Culture & Research Philosophy
Our interdisciplinary team works at the foundational models of computer vision, natural language processing, and multimodal learning:
- Experimental: Conduct reproducible experiments that advance fundamental understanding.
- Computational: Leverage algorithms, models, and coding expertise to tackle challenging questions.
Lab Entry
We welcome students from all disciplines with strong curiosity and a passion for rigorous, original research. We commonly submit our work to conferences including ACL, NIPS, CVPR and ACM CHI.
- Facial Recognition: Developing accurate and fair facial recognition systems remains a significant challenge. Key thesis problems include addressing bias in training data, liveness detection, mitigating presentation attacks, improving recognition accuracy under varying lighting and occlusion conditions, and enhancing privacy-preserving techniques.
- OCR (Optical Character Recognition): Extracting text from images and documents is essential for digitization and information retrieval. Key thesis problems include improving accuracy on complex layouts and fonts, handling multi-language documents, and developing efficient algorithms for real-time applications.

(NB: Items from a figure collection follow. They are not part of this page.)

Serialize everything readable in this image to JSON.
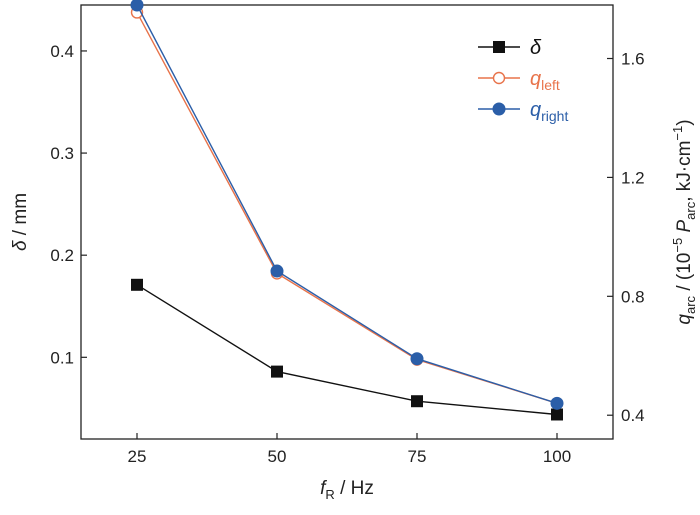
{
  "chart_data": {
    "type": "line",
    "x": [
      25,
      50,
      75,
      100
    ],
    "x_tick_labels": [
      "25",
      "50",
      "75",
      "100"
    ],
    "xlim": [
      15,
      110
    ],
    "xlabel": {
      "var": "f",
      "sub": "R",
      "rest": " / Hz"
    },
    "ylabel_left": {
      "var": "δ",
      "rest": " / mm"
    },
    "ylim_left": [
      0.02,
      0.445
    ],
    "yticks_left": [
      0.1,
      0.2,
      0.3,
      0.4
    ],
    "y_tick_labels_left": [
      "0.1",
      "0.2",
      "0.3",
      "0.4"
    ],
    "ylabel_right": {
      "var": "q",
      "sub": "arc",
      "pre": " / (10",
      "sup": "−5",
      "mid_var": "P",
      "mid_sub": "arc",
      "post": ", kJ·cm",
      "post_sup": "−1",
      "close": ")"
    },
    "ylim_right": [
      0.32,
      1.78
    ],
    "yticks_right": [
      0.4,
      0.8,
      1.2,
      1.6
    ],
    "y_tick_labels_right": [
      "0.4",
      "0.8",
      "1.2",
      "1.6"
    ],
    "grid": false,
    "legend_position": "top-right",
    "series": [
      {
        "name": "δ",
        "sub": "",
        "axis": "left",
        "marker": "square-filled",
        "color": "#111111",
        "values": [
          0.171,
          0.086,
          0.057,
          0.044
        ]
      },
      {
        "name": "q",
        "sub": "left",
        "axis": "right",
        "marker": "circle-open",
        "color": "#e8734a",
        "values": [
          1.755,
          0.877,
          0.587,
          0.44
        ]
      },
      {
        "name": "q",
        "sub": "right",
        "axis": "right",
        "marker": "circle-filled",
        "color": "#2b5ea8",
        "values": [
          1.78,
          0.885,
          0.59,
          0.44
        ]
      }
    ]
  }
}
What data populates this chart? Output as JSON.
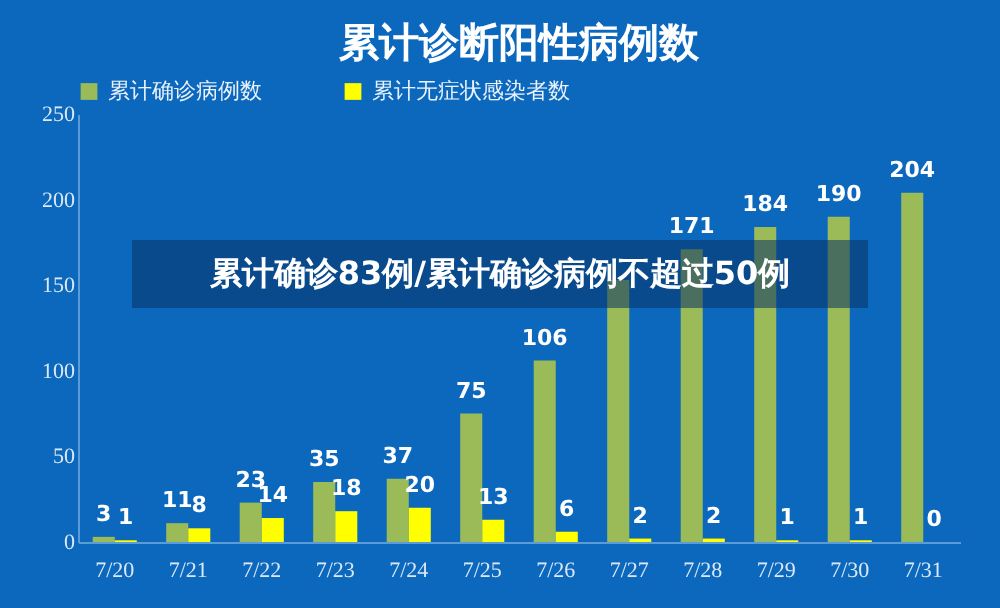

- Small Language Models (SLMs): While large language models (LLMs) have garnered significant attention, SLMs are crucial for resource-constrained environments. Key thesis problems include optimizing model architectures for efficiency, developing effective training techniques with limited data, and ensuring robust performance across diverse tasks and domains.
- Speech2Text: Converting spoken language into text is crucial for accessibility and human-computer interaction. Key thesis problems include improving accuracy in noisy environments, handling diverse accents and dialects, and developing real-time transcription systems.
- Text2Speech and Voice Cloning: Generating natural-sounding speech from text has many applications, but challenges remain in prosody, emotion, and voice diversity. Key thesis problems include improving the naturalness and expressiveness of generated speech, developing robust voice cloning techniques, and addressing ethical concerns around consent and misuse.
- Voice Sentiment: Analyzing sentiment from voice data is important for customer service and mental health applications. Key thesis problems include improving accuracy across different languages and cultures, handling background noise, and developing real-time sentiment analysis systems.